At 17th level you can remove any conditions that can be removed with the Wish spell.
These tricks are only available to Physic's.
- Always With a Tonic. You ready and administer a potion to yourself or an ally within 5 feet without spending an action. At 6th level, you may instead use the Physic Dice ability as a free action.
- Opening Wounds. Use this trick when you attack a creature with a weapon attack and the creature is missing any of its Hit Points. You have advantage on the attack roll. At 6th level you can add your Savant Die to the damage. This does not spend a die from your Savant Dice pool.
- Rescue the Suffering. You can use an action to activate this trick. You gain the benefits of the Dash and Disengage actions, and if you move within 5 feet of a willing creature no more than one size category larger than you, you can pull that creature along as you move. You can only move one creature with this ability.
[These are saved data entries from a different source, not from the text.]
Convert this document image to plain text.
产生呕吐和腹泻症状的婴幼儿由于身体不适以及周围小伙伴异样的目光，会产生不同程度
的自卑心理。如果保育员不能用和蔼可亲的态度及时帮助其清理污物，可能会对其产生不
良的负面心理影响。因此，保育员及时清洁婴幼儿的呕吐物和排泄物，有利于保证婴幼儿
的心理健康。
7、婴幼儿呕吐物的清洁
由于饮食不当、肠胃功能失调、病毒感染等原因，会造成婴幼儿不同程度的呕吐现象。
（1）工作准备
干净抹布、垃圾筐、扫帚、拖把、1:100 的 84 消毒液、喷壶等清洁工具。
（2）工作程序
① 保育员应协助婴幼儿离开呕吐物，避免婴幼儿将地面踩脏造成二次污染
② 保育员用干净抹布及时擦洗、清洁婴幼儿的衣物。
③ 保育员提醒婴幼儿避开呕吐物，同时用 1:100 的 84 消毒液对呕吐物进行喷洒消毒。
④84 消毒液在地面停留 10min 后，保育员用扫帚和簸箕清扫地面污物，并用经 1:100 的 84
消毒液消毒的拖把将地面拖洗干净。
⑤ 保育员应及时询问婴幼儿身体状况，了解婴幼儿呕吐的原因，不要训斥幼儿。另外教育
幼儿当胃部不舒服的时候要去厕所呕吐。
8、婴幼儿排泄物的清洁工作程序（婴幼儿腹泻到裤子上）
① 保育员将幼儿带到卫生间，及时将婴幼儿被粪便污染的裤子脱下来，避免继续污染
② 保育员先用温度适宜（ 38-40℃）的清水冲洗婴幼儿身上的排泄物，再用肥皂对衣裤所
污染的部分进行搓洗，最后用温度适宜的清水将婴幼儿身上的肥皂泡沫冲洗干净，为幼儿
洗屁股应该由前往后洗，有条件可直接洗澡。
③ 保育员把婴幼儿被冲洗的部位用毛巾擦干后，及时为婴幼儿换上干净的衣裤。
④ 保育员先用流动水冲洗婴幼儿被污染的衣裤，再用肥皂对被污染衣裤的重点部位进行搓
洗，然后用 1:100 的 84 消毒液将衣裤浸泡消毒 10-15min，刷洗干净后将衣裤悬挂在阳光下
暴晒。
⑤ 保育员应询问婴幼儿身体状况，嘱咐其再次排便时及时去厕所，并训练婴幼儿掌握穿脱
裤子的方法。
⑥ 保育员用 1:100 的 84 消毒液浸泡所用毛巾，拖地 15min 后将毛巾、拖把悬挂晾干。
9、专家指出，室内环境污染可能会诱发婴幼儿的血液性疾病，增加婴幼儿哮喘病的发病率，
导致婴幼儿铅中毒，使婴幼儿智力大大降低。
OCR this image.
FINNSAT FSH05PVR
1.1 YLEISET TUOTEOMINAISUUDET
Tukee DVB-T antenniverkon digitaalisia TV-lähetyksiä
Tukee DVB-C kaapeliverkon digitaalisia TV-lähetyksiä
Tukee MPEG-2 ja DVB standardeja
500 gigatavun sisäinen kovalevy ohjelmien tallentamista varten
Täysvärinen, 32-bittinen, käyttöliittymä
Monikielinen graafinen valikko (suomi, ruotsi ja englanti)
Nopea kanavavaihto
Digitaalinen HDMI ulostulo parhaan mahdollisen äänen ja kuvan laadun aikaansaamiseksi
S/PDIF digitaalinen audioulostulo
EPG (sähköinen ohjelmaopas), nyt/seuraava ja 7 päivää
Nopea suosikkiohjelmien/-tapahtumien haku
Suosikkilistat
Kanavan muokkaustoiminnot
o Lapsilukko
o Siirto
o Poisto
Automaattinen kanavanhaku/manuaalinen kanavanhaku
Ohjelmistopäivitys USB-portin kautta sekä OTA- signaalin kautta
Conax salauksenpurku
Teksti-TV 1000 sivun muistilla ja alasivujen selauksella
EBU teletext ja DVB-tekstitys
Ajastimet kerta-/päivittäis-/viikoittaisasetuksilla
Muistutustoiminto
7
- Sinister Hand. At 6th level, when you hit with a weapon, you can inject the target with a poison in your possession. If the poison allows a saving throw, use your savant save DC if that is better than the poison's save DC. You always have access to an injected poison that does your Savant Die poison damage with no saving throw.
At 6th level, you can take an action and spend a savant die to heal a creature you touch. Roll the savant die and add your Medicine modifier, the target recovers Hit Points equal to the result. Undead and constructs cannot benefit from this ability.
At 11th level, countless minor exposures to ailments of all kinds have made you immune to poison damage, the poisoned condition, and all forms of disease, infection, or infestation.
Also at 14th level, you can revive the dead if you reach them soon enough. You can spend an action touching a creature that has recently died. Make a Medicine check with a DC equal to the number of rounds the creature has been dead. On a success, the creature returns to life with Hit Points equal to the result of your Medicine check. A creature can only benefit from Resuscitate once between long rests. Undead and constructs cannot benefit from this ability.
At 17th level, you can use a bonus action to touch a creature. The creature regains hit points equal to 1d8 + your Intelligence modifier. Each creature can only benefit from this ability once. They can benefit again after they finish a long or short rest. Constructs and undead cannot benefit from this ability.
Also at 17th level, you become immune to the paralyzed, petrified, and stunned conditions. Choose one of acid, cold, fire, lightning, necrotic, psychic, radiant, or thunder damage. You gain immunity to the chosen damage type. When you finish a long or short rest, you can exchange this damage immunity with immunity to another type of damage from this list.